Ayant reçu ordre de la cour de prendre possession de tout le pays jusqu'à la rivière Kénébec, il y envoya une frégate, qui trouva un petit fort à Pemaquid (Penobscot) que les colons anglais de Plymouth avaient élevé pour y déposer leurs marchandises de traite. La frégate s'en empara et y laissa garnison, emportant les marchandises à la Hève; ce poste avait déjà été pillé en 1632 par un corsaire français. Peu de temps après cette capture Rasilli mourut, et ses frères cédèrent ses possessions d'Acadie à M. d'Aulnay de Charnisé, qui reçut aussi en 1647 les provisions de gouverneur général de cette province.

Son premier acte, en prenant les rènes du gouvernement, fut d'abandonner la Hève l'un des plus beaux ports de la Province et où le commandeur avait fait un établissement florissant et à grands frais, et d'en transporter tous les habitants à Port-Royal. Mais, soit rivalité dans la traite des pelleteries où ils avaient tous deux engagé des sommes considérables, soit mal-entendu au sujet des limites de leurs terres, soit enfin jalousie de voisinage, la mésintelligence se mit bientôt entre Charnisé et la Tour; elle alla si loin qu'ils ne trouvèrent point d'autres moyens de vider leurs différends, qu'un appel aux armes. En vain, Louis XIII écrivit-il une lettre au premier en 1638, pour fixer les limites de son gouvernement à la Nouvelle-Angleterre d'un côté, et à une ligne tirée du centre de la baie de Fundy à Canceau de l'autre, le pays situé à l'ouest de cette ligne restant à son adversaire, excepté la Hève et Port-Royal, qu'il garderait en échange du fort de la rivière St.-Jean retenu par la Tour; cette lettre ne fit point cesser les difficultés. Ils continuèrent à s'accuser mutuellement auprès du roi; et Charnisé, ayant réussi à noircir son antagoniste dans l'esprit du monarque, reçut l'ordre de l'arrêter et de l'envoyer prisonnier en France. Il alla en conséquence mettre le siége devant le fort de St.-Jean.

La Tour attaqué, tourna les yeux vers les colonies anglaises et rechercha l'alliance des habitans de Boston. Comme les deux nations étaient en paix, le gouverneur de cette ville n'osa point le soutenir ouvertement; mais il voyait avec un secret plaisir les colons français de l'Acadie se déchirer entre eux. Tant, écrivait Endecott à ce gouverneur, tant que la Tour et d'Aulnay seront opposés l'un à l'autre, ils s'affaibliront réciproquement. Si la Tour prend le dessus nous aurons un mauvais voisin; je craindrais que l'on eût peu de sujet de se réjouir d'avoir eu affaire avec ces Français idolâtres 95.
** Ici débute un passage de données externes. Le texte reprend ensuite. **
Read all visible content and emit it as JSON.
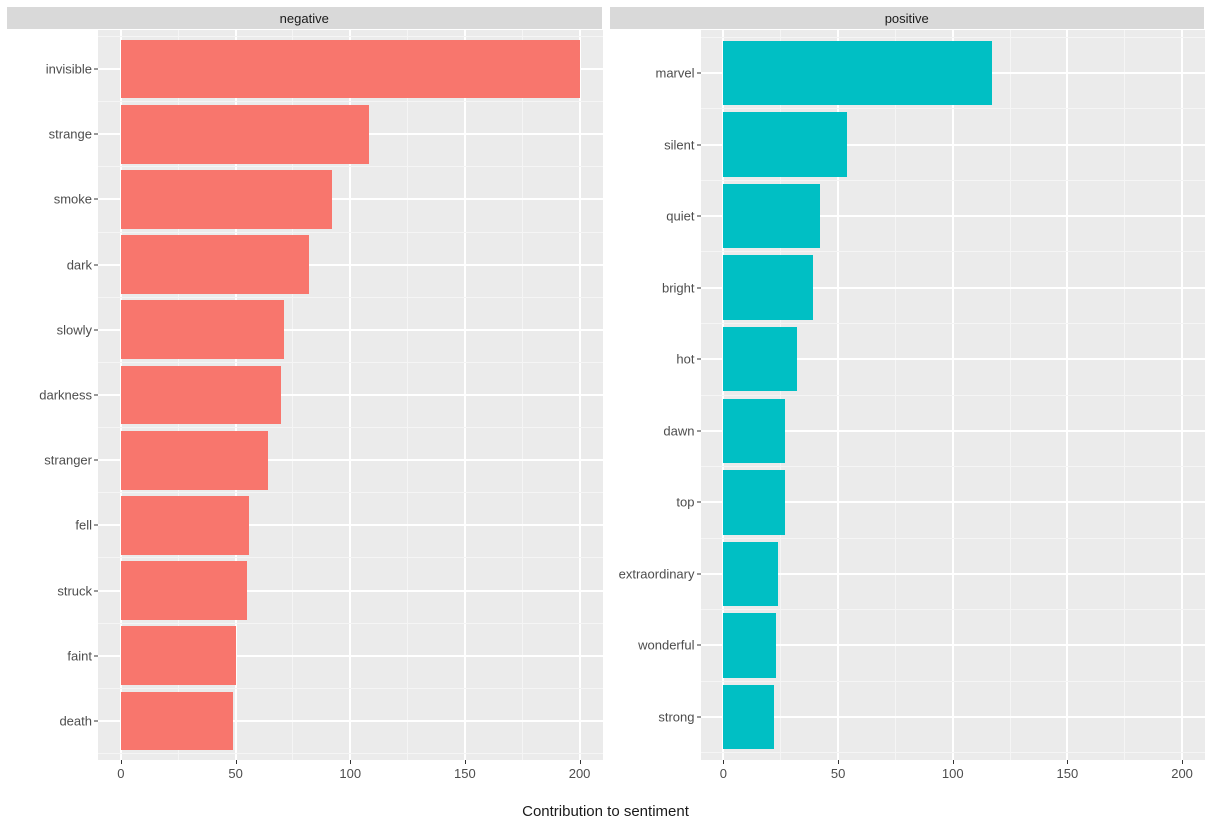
{
  "chart": {
    "type": "bar",
    "orientation": "horizontal",
    "xlabel": "Contribution to sentiment",
    "xlim": [
      -10,
      210
    ],
    "xticks": [
      0,
      50,
      100,
      150,
      200
    ],
    "xminor": [
      25,
      75,
      125,
      175
    ],
    "background_color": "#ffffff",
    "panel_bg": "#ebebeb",
    "grid_major_color": "#ffffff",
    "grid_minor_color": "#f5f5f5",
    "strip_bg": "#d9d9d9",
    "tick_color": "#333333",
    "text_color": "#4d4d4d",
    "strip_text_color": "#1a1a1a",
    "axis_title_color": "#1a1a1a",
    "bar_rel_height": 0.9,
    "label_fontsize": 13,
    "axis_title_fontsize": 15,
    "facets": [
      {
        "title": "negative",
        "bar_color": "#f8766d",
        "items": [
          {
            "label": "invisible",
            "value": 200
          },
          {
            "label": "strange",
            "value": 108
          },
          {
            "label": "smoke",
            "value": 92
          },
          {
            "label": "dark",
            "value": 82
          },
          {
            "label": "slowly",
            "value": 71
          },
          {
            "label": "darkness",
            "value": 70
          },
          {
            "label": "stranger",
            "value": 64
          },
          {
            "label": "fell",
            "value": 56
          },
          {
            "label": "struck",
            "value": 55
          },
          {
            "label": "faint",
            "value": 50
          },
          {
            "label": "death",
            "value": 49
          }
        ]
      },
      {
        "title": "positive",
        "bar_color": "#00bfc4",
        "items": [
          {
            "label": "marvel",
            "value": 117
          },
          {
            "label": "silent",
            "value": 54
          },
          {
            "label": "quiet",
            "value": 42
          },
          {
            "label": "bright",
            "value": 39
          },
          {
            "label": "hot",
            "value": 32
          },
          {
            "label": "dawn",
            "value": 27
          },
          {
            "label": "top",
            "value": 27
          },
          {
            "label": "extraordinary",
            "value": 24
          },
          {
            "label": "wonderful",
            "value": 23
          },
          {
            "label": "strong",
            "value": 22
          }
        ]
      }
    ]
  }
}
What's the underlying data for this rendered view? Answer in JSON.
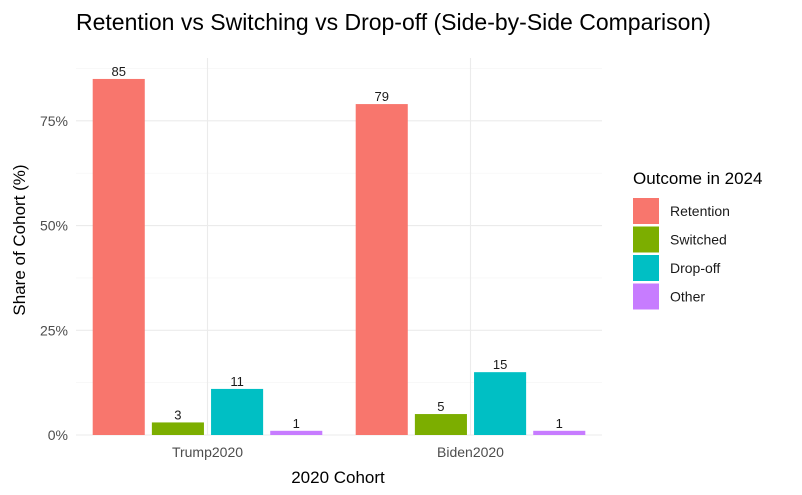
{
  "chart_data": {
    "type": "bar",
    "title": "Retention vs Switching vs Drop-off (Side-by-Side Comparison)",
    "xlabel": "2020 Cohort",
    "ylabel": "Share of Cohort (%)",
    "categories": [
      "Trump2020",
      "Biden2020"
    ],
    "series": [
      {
        "name": "Retention",
        "color": "#F8766D",
        "values": [
          85,
          79
        ]
      },
      {
        "name": "Switched",
        "color": "#7CAE00",
        "values": [
          3,
          5
        ]
      },
      {
        "name": "Drop-off",
        "color": "#00BFC4",
        "values": [
          11,
          15
        ]
      },
      {
        "name": "Other",
        "color": "#C77CFF",
        "values": [
          1,
          1
        ]
      }
    ],
    "ylim": [
      0,
      90
    ],
    "yticks": [
      {
        "value": 0,
        "label": "0%"
      },
      {
        "value": 25,
        "label": "25%"
      },
      {
        "value": 50,
        "label": "50%"
      },
      {
        "value": 75,
        "label": "75%"
      }
    ],
    "legend": {
      "title": "Outcome in 2024",
      "position": "right"
    },
    "grid": true,
    "data_labels": true
  }
}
Note 95: (retour) Lettre de John Endecott au gouverneur Winthrop, 19 avril 1643. Collections of Original papers relative to the History of the colony of Massachusetts Bay.

Cependant M. Winthrop permit peu de temps après à la Tour de prendre les volontaires qui voudraient bien le suivre sur leur propre responsabilité. Celui-ci nolisa de suite quatre vaisseaux et engagea 80 hommes dans le Massachusetts, lesquels, réunis aux cent quarante protestans Rochellois qu'il avait déjà, le mirent en état non seulement de faire lever le siége à Charnisé, mais de le poursuivre jusqu'au pied des murailles de son propre fort.

Ce secours indirect ne lui fut pas donné sans susciter dans la Nouvelle-Angleterre de l'opposition. De part et d'autre, en bons puritains, l'on fit un étrange abus de la Bible pour prouver qu'on avait raison et que son adversaire avait tort. Mais l'on réussit à démontrer seulement qu'il est dangereux de laisser l'application de l'écriture sainte à ceux qui sont intéressés à la mal interpréter. Le gouverneur Winthrop, malgré ses beaux préceptes, avait su consulter les intérêts matériels de sa province, et il ne put le dissimuler longtemps. «Le doute pour nous, dit-il à ceux qui blâmaient sa conduite, était de savoir s'il était plus sûr ou plus juste et plus honorable d'arrêter le cours de la divine providence qui nous offrait l'occasion de secourir un voisin infortuné en affaiblissant un ennemi dangereux, que de la laisser marcher vers son but. Nous avons préféré la dernière alternative.» Tout cela était pour se justifier d'avoir donné des soldats, des vaisseaux et des armes au sujet rebelle d'un prince avec lequel on professait d'être en paix!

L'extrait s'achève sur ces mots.